The authors investigate per-instance capping strategies to mitigate data bias during self-improvement training for a model using a specialized workflow scaffold. Results demonstrate that limiting the number of successful trajectories per task instance improves performance, with a specific threshold achieving the best resolution rate and lowest empty patch rate. This method outperforms training on the full uncapped dataset, suggesting that unfiltered data introduces bias toward easier tasks. Applying a moderate per-instance cap yields the highest resolution rate and the lowest empty patch rate compared to higher caps and the uncapped dataset. Training on the full dataset without capping results in slightly lower resolution rates than the optimal cap, likely due to a bias toward easier tasks. Fine-tuning significantly reduces the empty patch rate compared to the zero-shot baseline, indicating the model learns to generate code edits more effectively.
The authors fine-tune Qwen-2.5-Coder models of varying sizes on agent-environment interaction trajectories from SWE-Gym to improve software engineering capabilities.

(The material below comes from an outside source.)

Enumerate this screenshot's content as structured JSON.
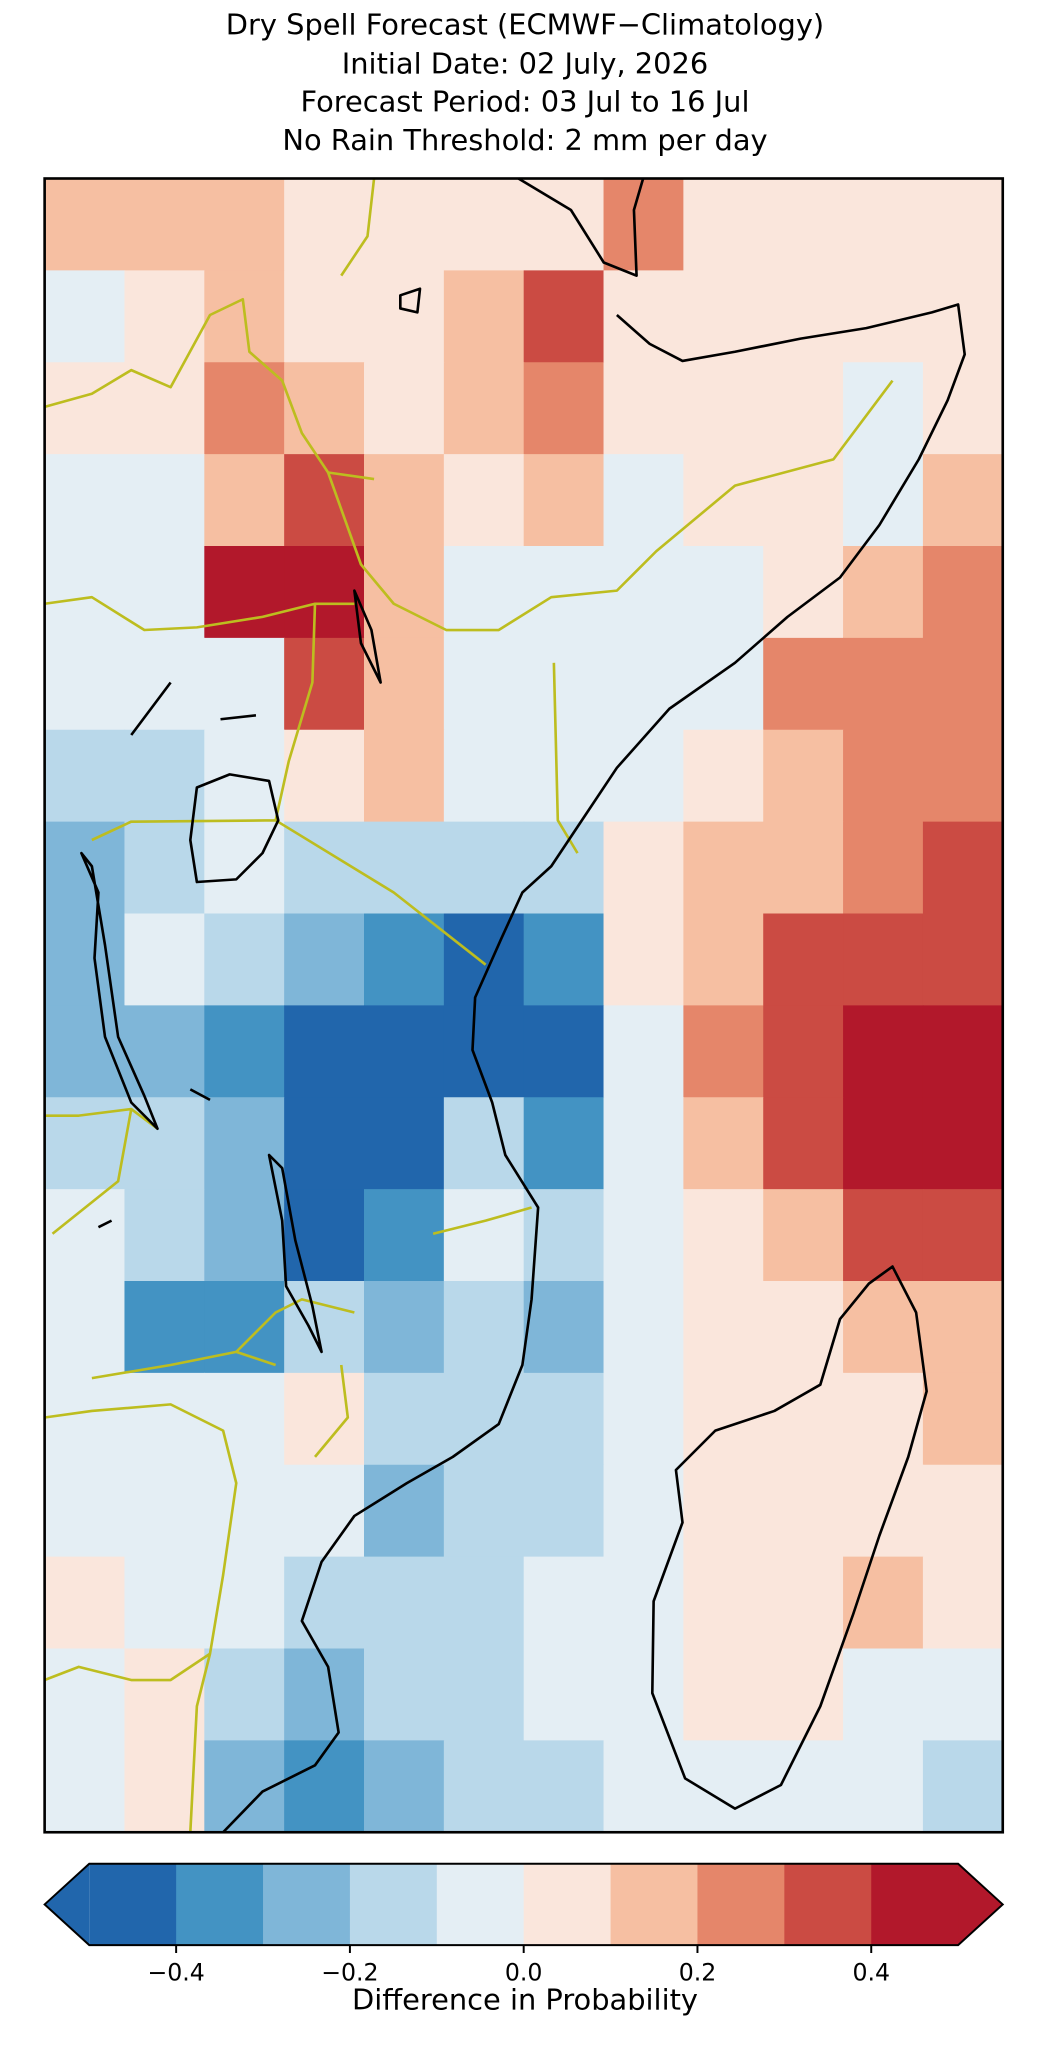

Results show that fine-tuning substantially increases the resolution rate on SWE-Bench benchmarks while generally reducing empty patch and stuck-in-loop rates. Additionally, larger base models consistently achieve higher resolution rates, demonstrating that performance scales with model size both before and after fine-tuning. Fine-tuning on SWE-Gym trajectories leads to significant improvements in task resolution rates across all evaluated model sizes. The training process effectively reduces the frequency of empty patches and stuck-in-loop behaviors for most models. Larger models consistently achieve better resolution rates and lower error rates compared to smaller models in both zero-shot and fine-tuned settings.
The the the table presents statistics on the length of agent trajectories, distinguishing between resolved and unresolved attempts. While the average message and token counts are comparable, unsuccessful trajectories exhibit much higher variance and maximum token limits. This suggests that failed attempts tend to be more erratic and lengthy compared to the more consistent successful trajectories. The collected dataset contains a significantly higher number of unsuccessful trajectories than successful ones. Successful trajectories demonstrate lower standard deviation in both message and token counts, indicating more consistent behavior. Unsuccessful trajectories reach much higher maximum token counts, suggesting that failing agents often produce excessively long responses.

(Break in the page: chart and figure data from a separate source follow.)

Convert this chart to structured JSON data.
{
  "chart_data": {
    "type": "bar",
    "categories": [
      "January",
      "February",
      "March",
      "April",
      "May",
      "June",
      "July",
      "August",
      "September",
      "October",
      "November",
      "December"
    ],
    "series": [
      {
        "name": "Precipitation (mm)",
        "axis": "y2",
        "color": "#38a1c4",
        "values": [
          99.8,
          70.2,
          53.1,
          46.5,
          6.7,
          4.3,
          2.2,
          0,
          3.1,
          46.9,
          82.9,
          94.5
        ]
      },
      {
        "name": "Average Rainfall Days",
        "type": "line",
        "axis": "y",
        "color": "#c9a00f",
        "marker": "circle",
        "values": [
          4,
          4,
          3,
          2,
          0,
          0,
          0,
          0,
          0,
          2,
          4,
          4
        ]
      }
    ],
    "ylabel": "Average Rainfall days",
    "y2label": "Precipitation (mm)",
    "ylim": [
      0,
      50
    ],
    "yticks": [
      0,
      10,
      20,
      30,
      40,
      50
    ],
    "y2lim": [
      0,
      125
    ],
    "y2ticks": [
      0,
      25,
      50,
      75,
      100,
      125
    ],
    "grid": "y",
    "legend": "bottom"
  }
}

The authors evaluate their SWE-Gym agent system on SWE-Bench benchmarks, demonstrating that an open-source 32B model combined with a verifier achieves state-of-the-art performance on the Verified split, surpassing larger concurrent models and RAG baselines while using substantially less training data. Per-instance capping during self-improvement training mitigates data bias, leading to higher resolution rates and fewer empty patches compared to using the full unfiltered dataset. Fine-tuning on SWE-Gym agent trajectories consistently improves resolution rates and reduces empty‑patch and stuck‑in‑loop errors across model sizes, with larger models scaling better, and a trajectory analysis reveals that successful attempts are more consistent, whereas unsuccessful attempts tend to be more erratic and lengthy.